Table 2. Results at the root node for larger network. Shifted geometric mean of bound, time, and improvement over 100 instances (shift of 10).

We report aggregated results over 100 instances in Table 2. First, we are unable to solve even the LP relaxation of the extended method on any of the instances in the allotted 30 min, due to the quadratic growth in size. In contrast, the LP relaxation of the big-M + no cuts method can be solved very quickly. The big-M + (6b) method strengthens this LP bound by more than \(15\%\) on average, and only takes roughly \(2.5\times \) as long. This is not only because the separation runs very quickly, but also for a technical reason: when Gurobi’s cutting planes are disabled, the callback separating over (6b) is only called a small number of times, as determined by Gurobi’s internal cut selection procedure. Therefore, this 15% improvement is the result of only a small number of separation rounds, not an exhaustive iterative procedure (i.e. Gurobi terminates the cut loop well before all violated inequalities have been separated).
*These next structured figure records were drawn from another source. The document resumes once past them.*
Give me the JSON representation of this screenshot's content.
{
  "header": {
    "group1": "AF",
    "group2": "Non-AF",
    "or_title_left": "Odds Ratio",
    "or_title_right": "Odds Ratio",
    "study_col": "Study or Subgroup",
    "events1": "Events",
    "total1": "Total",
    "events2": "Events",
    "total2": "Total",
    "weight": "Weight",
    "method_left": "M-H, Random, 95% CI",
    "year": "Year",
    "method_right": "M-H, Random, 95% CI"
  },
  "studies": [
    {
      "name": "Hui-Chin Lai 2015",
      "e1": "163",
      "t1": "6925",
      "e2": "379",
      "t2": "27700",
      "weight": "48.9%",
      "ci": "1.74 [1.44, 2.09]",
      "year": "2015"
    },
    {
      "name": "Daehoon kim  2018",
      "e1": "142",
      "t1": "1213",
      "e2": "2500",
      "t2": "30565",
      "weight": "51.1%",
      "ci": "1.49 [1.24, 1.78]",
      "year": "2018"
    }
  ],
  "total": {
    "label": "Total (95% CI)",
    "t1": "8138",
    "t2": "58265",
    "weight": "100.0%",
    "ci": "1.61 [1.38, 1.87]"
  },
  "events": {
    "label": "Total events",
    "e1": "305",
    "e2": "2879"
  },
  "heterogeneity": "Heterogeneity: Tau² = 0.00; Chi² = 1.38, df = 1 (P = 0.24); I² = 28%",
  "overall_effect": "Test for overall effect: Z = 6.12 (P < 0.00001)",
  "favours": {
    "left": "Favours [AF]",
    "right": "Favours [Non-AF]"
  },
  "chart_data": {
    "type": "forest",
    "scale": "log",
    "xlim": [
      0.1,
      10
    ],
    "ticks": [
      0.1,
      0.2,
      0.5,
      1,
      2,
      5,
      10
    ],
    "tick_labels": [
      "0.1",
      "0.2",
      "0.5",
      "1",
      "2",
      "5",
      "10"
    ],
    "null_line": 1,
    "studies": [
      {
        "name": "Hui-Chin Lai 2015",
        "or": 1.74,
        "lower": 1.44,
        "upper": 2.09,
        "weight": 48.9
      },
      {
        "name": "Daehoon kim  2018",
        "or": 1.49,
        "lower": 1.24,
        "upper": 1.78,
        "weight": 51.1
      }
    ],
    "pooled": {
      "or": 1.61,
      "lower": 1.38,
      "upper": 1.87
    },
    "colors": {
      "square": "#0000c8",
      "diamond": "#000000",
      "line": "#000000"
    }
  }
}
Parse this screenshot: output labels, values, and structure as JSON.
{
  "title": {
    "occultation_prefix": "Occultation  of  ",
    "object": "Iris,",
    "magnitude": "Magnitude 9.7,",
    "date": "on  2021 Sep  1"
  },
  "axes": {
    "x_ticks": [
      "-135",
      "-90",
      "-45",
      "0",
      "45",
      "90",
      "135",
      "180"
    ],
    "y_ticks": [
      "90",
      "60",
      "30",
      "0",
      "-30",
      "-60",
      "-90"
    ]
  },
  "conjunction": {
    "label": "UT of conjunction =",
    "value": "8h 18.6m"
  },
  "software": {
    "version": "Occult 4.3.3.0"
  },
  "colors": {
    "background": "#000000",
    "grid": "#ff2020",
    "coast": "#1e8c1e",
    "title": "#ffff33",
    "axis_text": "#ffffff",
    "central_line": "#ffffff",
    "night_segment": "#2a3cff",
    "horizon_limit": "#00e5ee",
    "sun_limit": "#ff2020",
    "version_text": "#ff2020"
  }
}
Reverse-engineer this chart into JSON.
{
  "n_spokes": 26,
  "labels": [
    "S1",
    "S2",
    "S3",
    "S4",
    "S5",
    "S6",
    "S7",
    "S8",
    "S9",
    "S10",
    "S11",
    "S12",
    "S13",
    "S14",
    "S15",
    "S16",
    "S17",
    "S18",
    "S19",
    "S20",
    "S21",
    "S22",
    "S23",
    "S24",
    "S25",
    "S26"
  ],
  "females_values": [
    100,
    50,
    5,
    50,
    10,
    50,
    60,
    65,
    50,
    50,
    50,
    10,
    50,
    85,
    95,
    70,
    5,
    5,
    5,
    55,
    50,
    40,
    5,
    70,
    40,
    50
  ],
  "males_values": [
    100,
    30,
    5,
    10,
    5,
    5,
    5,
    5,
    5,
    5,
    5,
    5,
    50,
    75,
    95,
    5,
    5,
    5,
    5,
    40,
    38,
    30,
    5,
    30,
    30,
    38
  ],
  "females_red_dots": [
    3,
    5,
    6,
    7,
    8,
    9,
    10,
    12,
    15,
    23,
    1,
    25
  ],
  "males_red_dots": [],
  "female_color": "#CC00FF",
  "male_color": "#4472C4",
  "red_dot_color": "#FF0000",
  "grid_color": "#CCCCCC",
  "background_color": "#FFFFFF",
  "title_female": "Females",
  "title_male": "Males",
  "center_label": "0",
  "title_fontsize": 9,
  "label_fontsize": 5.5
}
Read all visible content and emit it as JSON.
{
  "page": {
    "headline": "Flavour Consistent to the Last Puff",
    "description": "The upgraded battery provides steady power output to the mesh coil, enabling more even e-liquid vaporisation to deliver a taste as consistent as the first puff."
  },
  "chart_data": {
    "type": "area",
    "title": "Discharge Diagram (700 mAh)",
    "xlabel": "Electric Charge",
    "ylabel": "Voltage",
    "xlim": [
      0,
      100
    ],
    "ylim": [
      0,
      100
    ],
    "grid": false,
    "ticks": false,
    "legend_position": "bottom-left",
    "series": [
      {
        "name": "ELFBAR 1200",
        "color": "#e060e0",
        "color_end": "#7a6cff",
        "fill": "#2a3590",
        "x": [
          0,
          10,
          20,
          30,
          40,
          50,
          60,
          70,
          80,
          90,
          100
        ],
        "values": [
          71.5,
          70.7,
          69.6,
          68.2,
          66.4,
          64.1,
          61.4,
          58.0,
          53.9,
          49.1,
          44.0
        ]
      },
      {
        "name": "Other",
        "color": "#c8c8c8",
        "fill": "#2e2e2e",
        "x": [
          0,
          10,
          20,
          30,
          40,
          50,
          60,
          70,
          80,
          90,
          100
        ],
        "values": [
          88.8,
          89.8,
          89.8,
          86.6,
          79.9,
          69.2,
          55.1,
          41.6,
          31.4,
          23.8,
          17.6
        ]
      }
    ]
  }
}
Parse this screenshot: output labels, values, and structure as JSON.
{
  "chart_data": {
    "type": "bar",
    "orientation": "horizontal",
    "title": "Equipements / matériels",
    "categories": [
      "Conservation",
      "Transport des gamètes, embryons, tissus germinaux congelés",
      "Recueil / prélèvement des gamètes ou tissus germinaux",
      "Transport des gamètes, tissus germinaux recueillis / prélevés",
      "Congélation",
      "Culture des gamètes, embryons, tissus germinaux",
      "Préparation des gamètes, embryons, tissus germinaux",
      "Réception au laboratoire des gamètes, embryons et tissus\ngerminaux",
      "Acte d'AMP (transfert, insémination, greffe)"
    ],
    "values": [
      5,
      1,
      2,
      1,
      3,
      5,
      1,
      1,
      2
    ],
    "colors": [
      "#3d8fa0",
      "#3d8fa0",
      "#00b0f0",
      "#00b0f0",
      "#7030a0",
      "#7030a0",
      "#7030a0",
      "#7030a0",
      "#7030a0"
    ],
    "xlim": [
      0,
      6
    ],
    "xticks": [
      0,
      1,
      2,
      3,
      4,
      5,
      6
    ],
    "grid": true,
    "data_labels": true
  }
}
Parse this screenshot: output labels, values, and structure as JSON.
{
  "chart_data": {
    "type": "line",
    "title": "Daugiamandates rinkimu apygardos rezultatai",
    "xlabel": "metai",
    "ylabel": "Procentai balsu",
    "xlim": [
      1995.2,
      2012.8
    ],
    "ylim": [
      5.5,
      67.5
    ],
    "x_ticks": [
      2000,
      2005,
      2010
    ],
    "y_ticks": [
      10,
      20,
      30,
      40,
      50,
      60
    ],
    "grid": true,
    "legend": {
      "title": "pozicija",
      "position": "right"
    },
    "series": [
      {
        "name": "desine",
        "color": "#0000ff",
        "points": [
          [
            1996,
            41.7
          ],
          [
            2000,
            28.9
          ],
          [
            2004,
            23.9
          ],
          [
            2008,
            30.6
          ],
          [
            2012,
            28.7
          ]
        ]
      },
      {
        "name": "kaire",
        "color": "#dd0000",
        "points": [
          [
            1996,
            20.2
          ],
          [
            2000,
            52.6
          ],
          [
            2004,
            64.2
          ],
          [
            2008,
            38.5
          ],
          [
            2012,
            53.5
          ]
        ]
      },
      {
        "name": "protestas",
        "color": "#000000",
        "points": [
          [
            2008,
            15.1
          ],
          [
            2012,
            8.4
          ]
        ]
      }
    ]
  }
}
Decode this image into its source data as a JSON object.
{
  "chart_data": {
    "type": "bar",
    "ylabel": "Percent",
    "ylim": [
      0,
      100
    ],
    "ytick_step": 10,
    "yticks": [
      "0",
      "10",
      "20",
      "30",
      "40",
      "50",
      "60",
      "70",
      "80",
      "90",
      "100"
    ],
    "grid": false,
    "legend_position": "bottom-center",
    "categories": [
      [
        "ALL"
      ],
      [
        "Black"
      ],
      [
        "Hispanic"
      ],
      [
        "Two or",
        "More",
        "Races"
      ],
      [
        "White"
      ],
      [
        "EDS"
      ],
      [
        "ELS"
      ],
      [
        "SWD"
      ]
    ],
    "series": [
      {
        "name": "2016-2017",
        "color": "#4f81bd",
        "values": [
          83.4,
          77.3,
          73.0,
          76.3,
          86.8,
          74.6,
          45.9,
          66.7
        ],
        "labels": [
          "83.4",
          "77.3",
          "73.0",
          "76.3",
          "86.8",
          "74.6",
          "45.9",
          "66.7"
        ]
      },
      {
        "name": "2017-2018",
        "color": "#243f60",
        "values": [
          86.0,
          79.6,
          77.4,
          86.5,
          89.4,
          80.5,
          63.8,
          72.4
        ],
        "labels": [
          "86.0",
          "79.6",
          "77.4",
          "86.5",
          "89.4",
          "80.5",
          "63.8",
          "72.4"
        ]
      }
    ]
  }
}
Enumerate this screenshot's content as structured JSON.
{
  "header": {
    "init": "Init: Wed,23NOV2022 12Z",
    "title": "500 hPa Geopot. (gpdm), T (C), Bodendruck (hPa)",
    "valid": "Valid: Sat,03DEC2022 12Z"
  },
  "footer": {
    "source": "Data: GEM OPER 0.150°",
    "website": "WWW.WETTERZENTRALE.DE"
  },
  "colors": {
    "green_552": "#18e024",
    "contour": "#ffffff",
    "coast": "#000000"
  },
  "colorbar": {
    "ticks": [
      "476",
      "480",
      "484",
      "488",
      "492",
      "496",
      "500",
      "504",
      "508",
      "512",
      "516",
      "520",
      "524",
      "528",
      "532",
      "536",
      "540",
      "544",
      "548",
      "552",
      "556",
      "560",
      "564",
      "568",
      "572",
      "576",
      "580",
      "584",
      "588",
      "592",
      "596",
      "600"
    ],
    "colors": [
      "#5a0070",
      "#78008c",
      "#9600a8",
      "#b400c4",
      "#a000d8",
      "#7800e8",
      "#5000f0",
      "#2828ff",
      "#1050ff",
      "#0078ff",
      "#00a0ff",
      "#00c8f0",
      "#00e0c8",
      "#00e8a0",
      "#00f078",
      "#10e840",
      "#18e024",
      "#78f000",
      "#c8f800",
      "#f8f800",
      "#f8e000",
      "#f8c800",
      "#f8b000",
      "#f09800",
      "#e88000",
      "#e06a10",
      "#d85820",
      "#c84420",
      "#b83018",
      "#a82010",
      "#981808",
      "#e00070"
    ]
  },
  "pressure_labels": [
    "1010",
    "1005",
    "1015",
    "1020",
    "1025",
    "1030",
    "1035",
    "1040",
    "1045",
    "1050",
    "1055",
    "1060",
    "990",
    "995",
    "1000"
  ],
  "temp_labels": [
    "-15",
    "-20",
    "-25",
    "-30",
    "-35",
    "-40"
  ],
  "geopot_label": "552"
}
We may compare these results against the big-M method, which is able to provide a modestly better bound (roughly 18% improvement), but requires almost two orders of magnitude more time to produce the bound. For another comparison, big-M + 15 s timeout, we set a smaller time limit of 15 s on Gurobi, which is a tighter upper bound on the maximum time used by the big-M + (6b) method. In this short amount of time, Gurobi is not able to improve the bound substantially, with less than 4% improvement. This suggests that the inequalities (6b) are not trivial to infer by generic cutting plane methods, and that it takes Gurobi many rounds of cut generation to achieve the same level of bound improvement we derive from restricting ourselves to those cuts in (6b).